For long minutes, I watched him. The treadmill droned in a high-pitched whine, the sound carrying through the glass. It must be set to max from the way he was running so fast. It was almost hard to watch in its intensity—the same way he’d been running after me when I’d been trapped in the back of that SUV, right before he shifted.

My man. My bear.

My breaths became short. Possessiveness sliced through me like a blade, startling in its severity. I’d never felt anything like it before. If a guy I had in my sights at the club turned to another woman, I couldn’t have cared less. If he didn’t want me, then he wasn’t worth my time.

But with Kane, I wanted all of him, and God help anyone who stood in my way. There was no stopping these emotions, and I didn’t know if I wanted to. They kept escalating, consuming me.

Even though I could see him right in front of me and knew he was fine, the tug in my chest told me to go to him. I stared at the keycard in my hand. It was impossible to walk away. Swiping it, I stepped inside. The room smelled like sweat and Kane.

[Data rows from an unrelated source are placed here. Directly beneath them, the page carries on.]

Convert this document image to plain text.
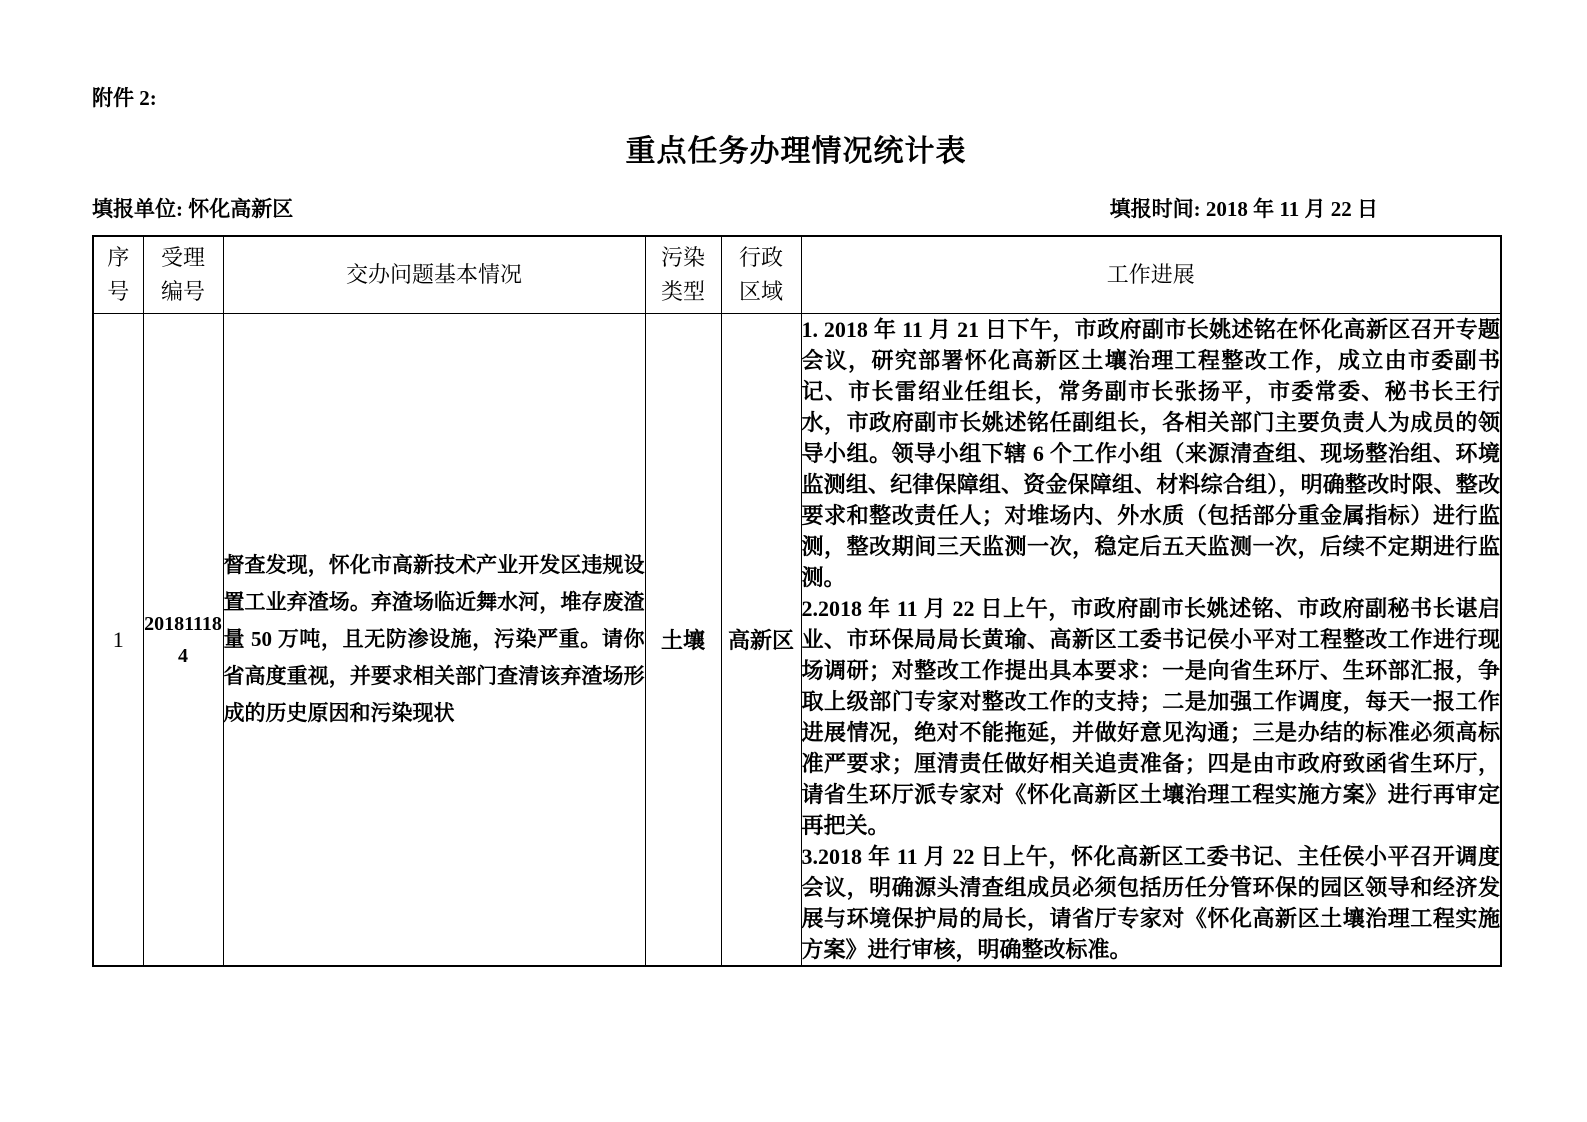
附件 2:
重点任务办理情况统计表
填报单位: 怀化高新区	填报时间: 2018 年 11 月 22 日
序号	受理编号	交办问题基本情况	污染类型	行政区域	工作进展
1	201811184	督查发现，怀化市高新技术产业开发区违规设置工业弃渣场。弃渣场临近舞水河，堆存废渣量 50 万吨，且无防渗设施，污染严重。请你省高度重视，并要求相关部门查清该弃渣场形成的历史原因和污染现状	土壤	高新区	1. 2018 年 11 月 21 日下午，市政府副市长姚述铭在怀化高新区召开专题会议，研究部署怀化高新区土壤治理工程整改工作，成立由市委副书记、市长雷绍业任组长，常务副市长张扬平，市委常委、秘书长王行水，市政府副市长姚述铭任副组长，各相关部门主要负责人为成员的领导小组。领导小组下辖 6 个工作小组（来源清查组、现场整治组、环境监测组、纪律保障组、资金保障组、材料综合组），明确整改时限、整改要求和整改责任人；对堆场内、外水质（包括部分重金属指标）进行监测，整改期间三天监测一次，稳定后五天监测一次，后续不定期进行监测。

2.2018 年 11 月 22 日上午，市政府副市长姚述铭、市政府副秘书长谌启业、市环保局局长黄瑜、高新区工委书记侯小平对工程整改工作进行现场调研；对整改工作提出具本要求：一是向省生环厅、生环部汇报，争取上级部门专家对整改工作的支持；二是加强工作调度，每天一报工作进展情况，绝对不能拖延，并做好意见沟通；三是办结的标准必须高标准严要求；厘清责任做好相关追责准备；四是由市政府致函省生环厅，请省生环厅派专家对《怀化高新区土壤治理工程实施方案》进行再审定再把关。

3.2018 年 11 月 22 日上午，怀化高新区工委书记、主任侯小平召开调度会议，明确源头清查组成员必须包括历任分管环保的园区领导和经济发展与环境保护局的局长，请省厅专家对《怀化高新区土壤治理工程实施方案》进行审核，明确整改标准。
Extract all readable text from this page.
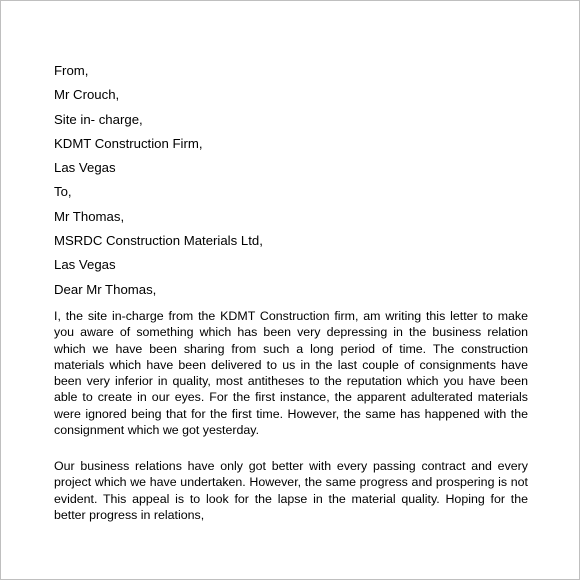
From,
Mr Crouch,
Site in- charge,
KDMT Construction Firm,
Las Vegas
To,
Mr Thomas,
MSRDC Construction Materials Ltd,
Las Vegas
Dear Mr Thomas,

I, the site in-charge from the KDMT Construction firm, am writing this letter to make you aware of something which has been very depressing in the business relation which we have been sharing from such a long period of time. The construction materials which have been delivered to us in the last couple of consignments have been very inferior in quality, most antitheses to the reputation which you have been able to create in our eyes. For the first instance, the apparent adulterated materials were ignored being that for the first time. However, the same has happened with the consignment which we got yesterday.

Our business relations have only got better with every passing contract and every project which we have undertaken. However, the same progress and prospering is not evident. This appeal is to look for the lapse in the material quality. Hoping for the better progress in relations,
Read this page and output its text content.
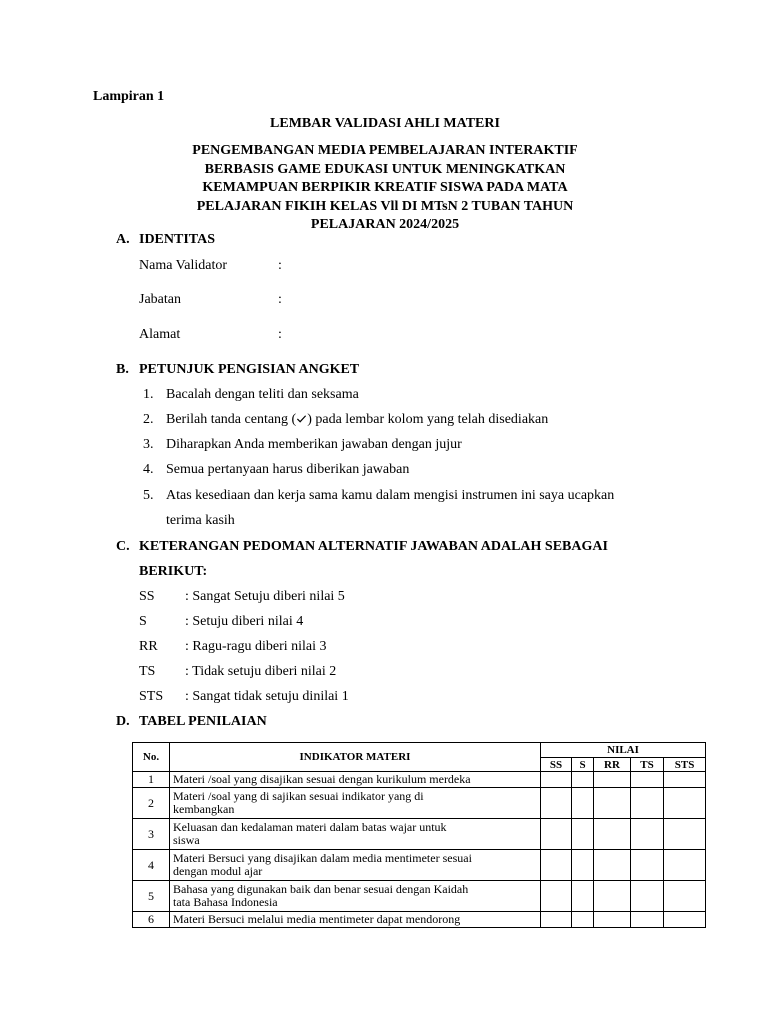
Lampiran 1
LEMBAR VALIDASI AHLI MATERI
PENGEMBANGAN MEDIA PEMBELAJARAN INTERAKTIF
BERBASIS GAME EDUKASI UNTUK MENINGKATKAN
KEMAMPUAN BERPIKIR KREATIF SISWA PADA MATA
PELAJARAN FIKIH KELAS Vll DI MTsN 2 TUBAN TAHUN
PELAJARAN 2024/2025
A. IDENTITAS
Nama Validator	:
Jabatan	:
Alamat	:
B. PETUNJUK PENGISIAN ANGKET
1. Bacalah dengan teliti dan seksama
2. Berilah tanda centang ( ) pada lembar kolom yang telah disediakan
3. Diharapkan Anda memberikan jawaban dengan jujur
4. Semua pertanyaan harus diberikan jawaban
5. Atas kesediaan dan kerja sama kamu dalam mengisi instrumen ini saya ucapkan
terima kasih
C. KETERANGAN PEDOMAN ALTERNATIF JAWABAN ADALAH SEBAGAI
BERIKUT:
SS : Sangat Setuju diberi nilai 5
S	: Setuju diberi nilai 4
RR : Ragu-ragu diberi nilai 3
TS : Tidak setuju diberi nilai 2
STS : Sangat tidak setuju dinilai 1
D. TABEL PENILAIAN
No.	INDIKATOR MATERI	NILAI				
		SS	S	RR	TS	STS
1	Materi /soal yang disajikan sesuai dengan kurikulum merdeka					

2	Materi /soal yang di sajikan sesuai indikator yang di
kembangkan					

3	Keluasan dan kedalaman materi dalam batas wajar untuk
siswa					

4	Materi Bersuci yang disajikan dalam media mentimeter sesuai
dengan modul ajar					

5	Bahasa yang digunakan baik dan benar sesuai dengan Kaidah
tata Bahasa Indonesia					

6	Materi Bersuci melalui media mentimeter dapat mendorong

He must have scented me or felt the permanent tug between us, because he lowered the speed and glanced over his shoulder. As soon as it slowed enough, he jumped off. His breathing was labored, the sheen of sweat over his body glistening in the fluorescent lights. He took a drink from his water bottle, his eyes never leaving mine. Whatever focus he’d had on his run now switched to me.

I shivered and held out my hand to him. “I’m lonely. Come back to bed.”

A sudden flutter of nerves danced in my stomach. Not because I knew what would happen once we made it back upstairs, but because I was offering him my hand. I’d never done that before with a guy. A prickle of apprehension snaked its way up my spine, but I didn’t lower my hand, didn’t give into my need to protect myself from rejection.

With our gazes locked, Kane took a towel from the shelf, wiped the sweat from his chest and neck, then tossed it in the bin on the wall. His hand clasped mine, and he didn’t hesitate to follow when I tugged him along. Our hands remained joined until we made it back to the room where they became occupied with other pursuits.

31

KANE

The knockon the door woke us at six the next morning.

A towel wrapped around my hips, I answered with a frown, intent on growling at whoever it was. After taking Brooke to bed post-run, I’d only had a couple hours sleep.

Ever since leaving La Ronge, I’d been promising myself not to touch her. The more we sank into regular civilization, the more I understood she needed a fast-paced life. Brooke was made for cities and creature comforts.

As much as I wanted to take her back to my cabin to spend the rest of my days making her happy in simple ways, the more time we spent in the city, the more I knew it would never work. Once we found her sister, I’d go back to my solitary life, and she’d go back to hers, filled with shopping and people. The bear inside me was too volatile to live in a dense population.